[Sussex] From last nights conversation
Geoff Teale
Geoff.Teale at claybrook.co.uk
Fri Mar 28 08:22:01 UTC 2003
Morning..
Interesting meet last night, Mark and Nik should have their own show ;) It
is very interesting that in a group that all share a common interest in
Linux there can be such a range of views, especially from two people who are
essentially in the same business, but in different business sectors. I
wonder if all our visions of how the world really is are all skewed
massivley by what we do for a living? I know that an awful lot of people
I've met doing VB development seriously believe that everybody in the world
runs NT/2000 servers as well as windows desktops, I even had an argument in
a management meeting at Thomson with a guy who honestly believed that SQL
Server 7 was the world most popular database sever. Equally I tend to look
at the world as a place of idiotic, corrupt and naive management because of
my experiences.
One point I'd like to illustrate this morning. Mark asked for an example of
how Microsoft customers would be better off if Microsoft software was
open-sourced - here's a perfect example:
http://www.theregister.co.uk/content/55/29985.html
..Whilst Microsoft claim they won't fix NT 4.0 because the structure of the
OS makes it too hard some former employees have claimed this moring that
this is not true and that this attitude is simply a result of Microsoft
winding down the last stages of NT 4 support.
I have no problem with a business that makes its money by box-shifting
wanting to limit the lifespan of it's older products, this is a fact of life
that we accept and will have to accept from Linux vendors as well as
propreitary vendors. However the one real benefit of open source is that
the group of people who want (or indeed _need_) to continure working with NT
4 are going to see more and more of these problems and they would be better
servered by an Open Source product because it simply allows them to at least
have the choice - redevelop systems that rely on NT4 to work with newer
platforms or maintain NT4's source. Now in most cases an individual company
would opt for redevelopment of their own systems (this makes sense), but I
am sure there are enough companies running NT4 out there that any community
project to continue to support the code would recieve a _lot_ of commercial
backing.
Does this make sense for Microsoft? Absolutely not, they need you to buy
their new product, not keep on using their old one. Does it make sense for
Microsoft customers - yes.
When we talk about the world in a Windows versus Linux way (not the way
businesses see it, as Mark will attest, but certainly the way most Linux
zealots and Microsoft themselves see it) it is often telling that one of the
biggest reasons people are interested in Linux is not for any technical
apsect of it but simply because they don't (to the same extent, at least)

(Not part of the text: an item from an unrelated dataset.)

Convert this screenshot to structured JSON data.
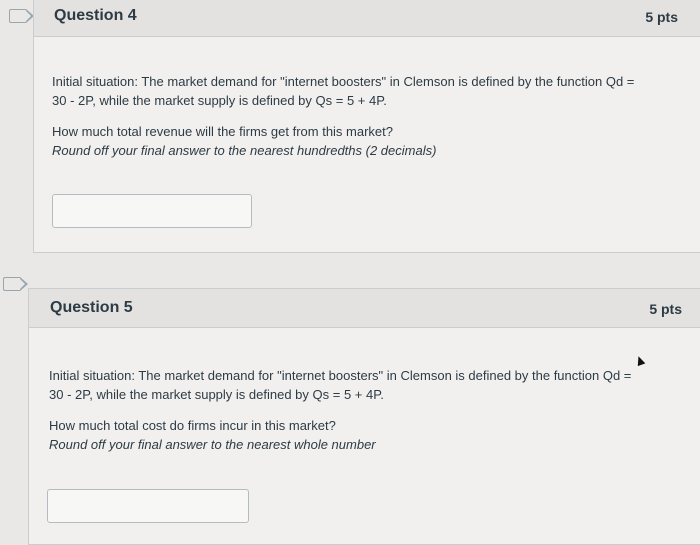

have to get locked into an upgrade cycle, and where there is an upgrade to
be made, it is a matter of a free download rather than a whole bunch of new
licensing (and, often, new hardware). A point that both Mark and Dominix
have made about Microsoft bashing is very relevant here - these valid
concerns often get lost in the flood of "Microsoft sucks because..."
comments.
--
geoff.teale at claybrook.co.uk
tealeg at member.fsf.org
If God is perfect, why did He create discontinuous functions?